Find $f\circ g$, where $f, g : A \to A$ with $A=\{x, y, z\}$

Question

I have been solving similar questions and got them right, except this one where the answer in the back of the book doesn't match mine. The question goes:

Exercise.
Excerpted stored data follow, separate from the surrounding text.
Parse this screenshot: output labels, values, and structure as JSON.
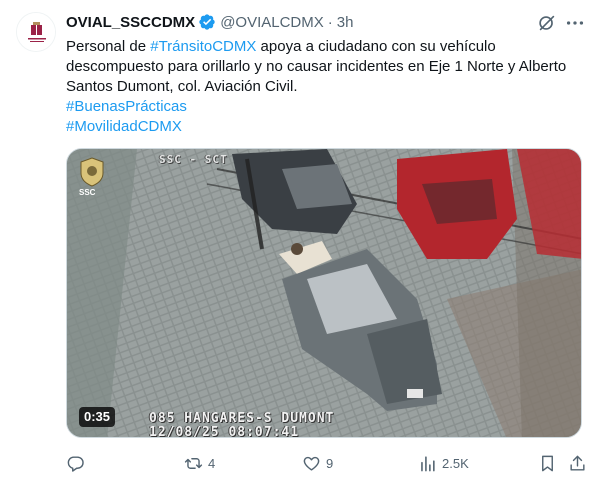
{
  "tweet": {
    "display_name": "OVIAL_SSCCDMX",
    "handle": "@OVIALCDMX",
    "separator": "·",
    "time": "3h",
    "text": {
      "line1_prefix": "Personal de ",
      "line1_hashtag": "#TránsitoCDMX",
      "line1_suffix": " apoya a ciudadano con su vehículo",
      "line2": "descompuesto para orillarlo y no causar incidentes en Eje 1 Norte y  Alberto",
      "line3": "Santos Dumont, col. Aviación Civil.",
      "hashtag1": "#BuenasPrácticas",
      "hashtag2": "#MovilidadCDMX"
    }
  },
  "media": {
    "duration": "0:35",
    "badge_label": "SSC",
    "osd_top": "SSC - SCT",
    "osd_location": "085 HANGARES-S DUMONT",
    "osd_datetime": "12/08/25 08:07:41"
  },
  "actions": {
    "reply_count": "",
    "retweet_count": "4",
    "like_count": "9",
    "views_count": "2.5K"
  },
  "colors": {
    "link": "#1d9bf0",
    "secondary_text": "#536471",
    "verified": "#1d9bf0"
  }
}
Find $f\circ g$, where $f, g : A \to A$ with $A=\{x, y, z\}$ and $f,g$ are defined by $f = \{(x,y),(y,z),(z,x)\}$ and $g = \{(x,y),(y,x),(z,z)\}$.

Answer in the back says, it's $\{(x,x),(y,z),(z,y)\}$ whereas I'm getting $\{(x,z),(y,y),(z,x)\}$. Could someone please help?

Answer 1

If $f\circ g=f(g(x))$, then

• $x\xrightarrow{g}y\xrightarrow{f}z$,
• $y\xrightarrow{g}x\xrightarrow{f}y$,
• $z\xrightarrow{g}y\xrightarrow{f}x$,

and hence $f\circ g=\{(x,z),(y,y),(z,x)\}$. And if $f\circ g=g(f(x))$, then

• $x\xrightarrow{f}y\xrightarrow{g}x$,
• $y\xrightarrow{f}z\xrightarrow{g}z$,
• $z\xrightarrow{f}y\xrightarrow{g}y$,

and hence $f\circ g=\{(x,x),(y,z),(z,y)\}$. So the result depends on the definition of $f\circ g$. By the way, we usually define $f\circ g=f(g(x))$.